The constructed wetlands are made possible by a $700,000 grant from the Victorian Government. They are an early example of actions identified in Burndap Birrarung burndap umarkoo – the Yarra Strategic Plan. Monitoring and evaluation of the performance of the wetlands will be critical to see if they can be deployed in other quiet places on the River as part of the City’s Greenline project for the north bank of the River.

Engagement with nature is at the forefront of the City’s plans to embrace nature in the city. The wetlands are close enough to the promenade but far enough away for them not to be disturbed by dogs. People are already taking an active interest in how birds are interacting with the wetlands – ducks attending to their feathers on the ramps, swans cruising past and checking them out, the delight of ducklings. Perhaps, in time, the floating wetland will attract as many photographers as the nearby Webb Bridge.

Barely 250 m from the wetland at Yarra’s Edge is a Bandalong litter trap. It’s a floating exhibit of the single use plastics banned by the Victorian Government on the 1st February: drinking straws, cutlery, plates, cotton bud sticks, polystyrene food and drink containers.

Single use plastics make up a third of litter in the environment. They are difficult to collect and recycle being widely dispersed once discarded. Single use is a wanton waste of resources – used only once when there are alternatives that can be used again and again. Not to mention the harm to marine life.

The litter traps’ design seems to suit the little pied cormorants who are often seen perched with their wings spread to dry.
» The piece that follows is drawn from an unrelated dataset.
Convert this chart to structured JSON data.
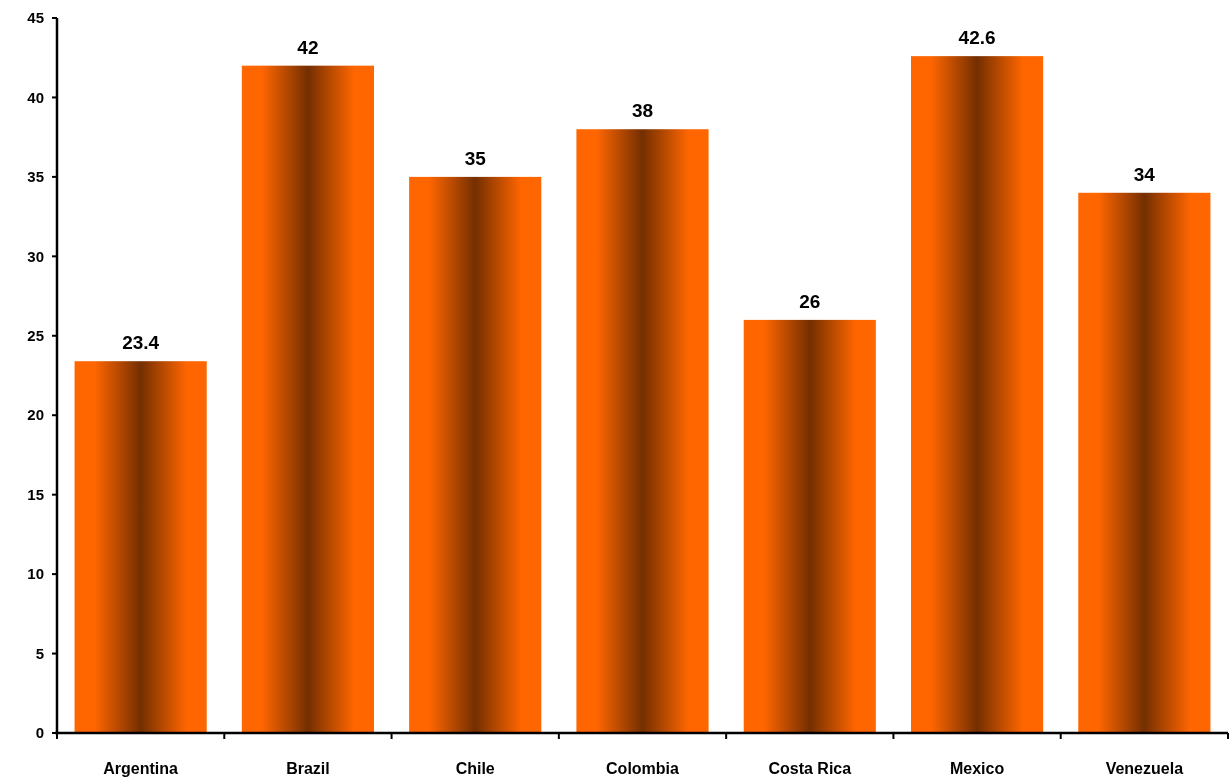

Last year, I saw this Australian Darter using a litter trap for the same purpose and I wished we could offer these waterbirds a better place to perch.

Australian Darter on a Bandalong litter trap near Sandridge Bridge

On Saturday 4 February, 3207 Beach Patrol will meet for their monthly beach clean at Lagoon Pier at 9 am. After each clean the litter is weighed and sorted before being entered on the Litter Stopper app. Now the data is also feeding into the state government’s LitterWatch portal to enable tracking of littered plastic trends over time, and to monitor the effect of the single use plastics ban.

The results from the February beach clean will form an important baseline for comparison with this time next year to see whether single use plastic ban has been effective.

Back in 2013, swan G10 made a nest on the north side of the River just opposite Yarra’s Edge. Exposed and vulnerable, sitting on a nest of mixed plastics and natural materials, I was filled with sadness that this was all we could offer these magnificent birds. Might swans choose to nest on one of these wetlands later this year?

Black swan G10 on the nest, 2013

Just before Christmas, the protective nets were taken off the chain of ponds at the Yalukit Willam Nature Reserve.

Last week, Melbourne Water’s contractors took the first chunk of concrete out of the concrete lined Moonee Ponds Creek as the first step towards naturalising that creek.

These actions all contribute towards wetland restoration, the theme of this year’s World Wetlands Day1. Wetlands are land areas that are saturated or flooded with water either permanently or seasonally and include marshes, lakes, rivers, floodplains and swamps, saltmarshes, estuaries, mangroves and lagoons. Wetlands are one of the most threatened of the world’s ecosystems.

Since many of the places explored on Port Places: Fishermans Bend, Elwood and parts of Port Melbourne were once wetlands, these acts of wetland restoration are especially significant.

These stories sit well with the byline of Revive, the national cultural policy launched this week – ‘a place for every story and a story for every place’. 

1World Wetlands Day, 2 February, marks the signing of the Ramsar Convention in 1971.

City of Melbourne Yarra River – Birrarung Strategy

3207 Beach Patrol welcome volunteers at their monthly cleans from 9.00 to 10.00 am on the first Saturday of each month. This month at Lagoon Pier.

Sightings from the floating wetlands can be reported on the iNaturalist app.

1 Comment

  • Interesting to hear , or read, Janet that the Native Water Rat, the Raki, has visited the Floating Wetland in the Docklands. I gather it had left some of its Debris on site.